El campo nacional popular en Bolivia está compuesto por un sinnúmero de sujetos colectivos organizados generalmente de acuerdo con la forma sindicato. El MASIPSP es un medio por el cual una parte de aquel campo popular ha logrado organizarse eficazmente para competir por el poder político en Bolivia, tradicionalmente capturado por las élites.

El MAS-IPSP se ha estructurado durante casi dos décadas en torno a la figura de Evo Morales, tras su llegada al poder en 2006. Su estilo de gobierno y su tipo de liderazgo carismático dieron paso al surgimiento de un movimiento político centrado en su figura llamado evismo. Al mismo tiempo, las pulsiones racistas de las élites y su fobia al componente indígena casi transversal a todo el campo nacional popular dibujaron el reflejo invertido del evismo: el antievismo.

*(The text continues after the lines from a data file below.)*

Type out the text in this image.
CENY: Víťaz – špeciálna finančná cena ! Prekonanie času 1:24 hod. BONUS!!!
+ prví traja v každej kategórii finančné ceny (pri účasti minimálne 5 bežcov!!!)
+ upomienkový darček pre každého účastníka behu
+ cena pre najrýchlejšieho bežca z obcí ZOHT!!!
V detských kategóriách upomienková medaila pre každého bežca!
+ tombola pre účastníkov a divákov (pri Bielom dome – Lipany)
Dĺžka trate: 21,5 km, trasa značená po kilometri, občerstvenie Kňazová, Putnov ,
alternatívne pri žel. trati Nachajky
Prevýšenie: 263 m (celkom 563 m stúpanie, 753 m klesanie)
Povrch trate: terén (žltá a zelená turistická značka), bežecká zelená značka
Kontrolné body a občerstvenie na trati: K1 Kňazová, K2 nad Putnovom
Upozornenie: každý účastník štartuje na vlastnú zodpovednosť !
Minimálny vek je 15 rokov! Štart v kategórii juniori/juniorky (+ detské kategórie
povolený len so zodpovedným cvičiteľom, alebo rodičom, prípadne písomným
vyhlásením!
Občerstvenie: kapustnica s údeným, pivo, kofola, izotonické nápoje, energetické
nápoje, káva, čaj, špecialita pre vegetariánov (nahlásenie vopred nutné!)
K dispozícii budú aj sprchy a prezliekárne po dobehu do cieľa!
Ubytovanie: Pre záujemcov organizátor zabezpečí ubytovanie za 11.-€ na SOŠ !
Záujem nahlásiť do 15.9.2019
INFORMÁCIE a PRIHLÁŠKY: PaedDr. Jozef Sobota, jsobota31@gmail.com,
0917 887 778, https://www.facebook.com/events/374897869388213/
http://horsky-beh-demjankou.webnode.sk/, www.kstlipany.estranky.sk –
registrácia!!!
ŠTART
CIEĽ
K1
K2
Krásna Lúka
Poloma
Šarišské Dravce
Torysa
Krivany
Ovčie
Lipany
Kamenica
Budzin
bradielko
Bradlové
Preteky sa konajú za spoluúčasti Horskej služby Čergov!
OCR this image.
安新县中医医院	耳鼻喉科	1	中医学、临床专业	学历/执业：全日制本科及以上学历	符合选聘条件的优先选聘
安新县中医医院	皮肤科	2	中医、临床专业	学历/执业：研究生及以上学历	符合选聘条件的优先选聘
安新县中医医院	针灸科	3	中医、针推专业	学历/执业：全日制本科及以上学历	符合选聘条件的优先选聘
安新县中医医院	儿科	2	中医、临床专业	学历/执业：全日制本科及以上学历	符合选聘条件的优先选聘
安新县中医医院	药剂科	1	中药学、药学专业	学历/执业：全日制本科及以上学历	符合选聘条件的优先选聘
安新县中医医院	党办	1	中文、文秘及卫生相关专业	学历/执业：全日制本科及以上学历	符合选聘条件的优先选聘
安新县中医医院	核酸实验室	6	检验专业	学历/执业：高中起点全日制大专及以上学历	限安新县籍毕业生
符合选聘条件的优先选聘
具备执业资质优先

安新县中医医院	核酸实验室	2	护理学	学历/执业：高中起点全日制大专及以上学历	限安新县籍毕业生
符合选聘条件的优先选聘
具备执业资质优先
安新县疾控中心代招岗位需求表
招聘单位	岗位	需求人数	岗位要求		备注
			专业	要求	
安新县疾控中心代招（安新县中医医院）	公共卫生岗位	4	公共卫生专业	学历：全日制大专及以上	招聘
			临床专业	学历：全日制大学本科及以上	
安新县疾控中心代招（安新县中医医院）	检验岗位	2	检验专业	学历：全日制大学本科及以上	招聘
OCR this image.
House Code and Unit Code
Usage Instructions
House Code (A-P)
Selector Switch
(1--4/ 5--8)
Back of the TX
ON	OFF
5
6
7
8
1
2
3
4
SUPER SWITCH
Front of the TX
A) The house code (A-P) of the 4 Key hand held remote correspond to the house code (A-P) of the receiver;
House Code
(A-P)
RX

El evismo se convirtió durante un tiempo en la máxima expresión de las aspiraciones por igualdad de mayorías sociales largamente excluidas y estigmatizadas por la ideología colonial de las élites: “puedo ser como él, carajo”. El antievismo, por otro lado, se reveló como la sublimación más actual del racismo de las élites en Bolivia, que no por velado deja de ser extremo, a juzgar por sus manifestaciones prácticas: “estos indios masistas”.

En este contexto que va de la suma admiración al desprecio radical, es muy difícil adoptar una posición relativamente imparcial respecto a la figura de Evo Morales en su papel de dirigente del MAS-IPSP. Pero sí es posible señalar objetivamente algunos rasgos distintivos de su estilo de gobierno, tal como lo hace Fernando Mayorga en su libro Mandato y contingencia. Rasgos de entre los cuales destaca su decisionismo, quizá el más definitorio de sus últimas dos gestiones.

En ocasiones, dicho decisionismo resultó necesario para garantizar victorias políticas sobre la oligarquía y sus clases aliadas, pero en otras contribuyó a la construcción de escenarios menos ventajosos, como el que precedió al golpe de Estado de 2019, alimentado en no poca medida por su negativa a aceptar los resultados del infame 21F, más allá de si los mismos fueron producto de una intensa campaña de manipulación mediática y posverdad en las redes sociales.

Su decisionismo, al mismo tiempo, fue el resultado de una correlación de fuerzas con respecto a la oposición y un arreglo institucional del poder que era proclive al fortalecimiento de su influencia desde la cúspide del Estado, específicamente gracias a un sistema político de partido predominante orientado al presidencialismo que le dio a su investidura poderes casi irresistibles, pero que en todo caso eran la consecuencia de un arreglo específico y temporal de los factores que dominan el gobierno en Bolivia. Circunstancias que no serán fáciles de reproducir en el futuro.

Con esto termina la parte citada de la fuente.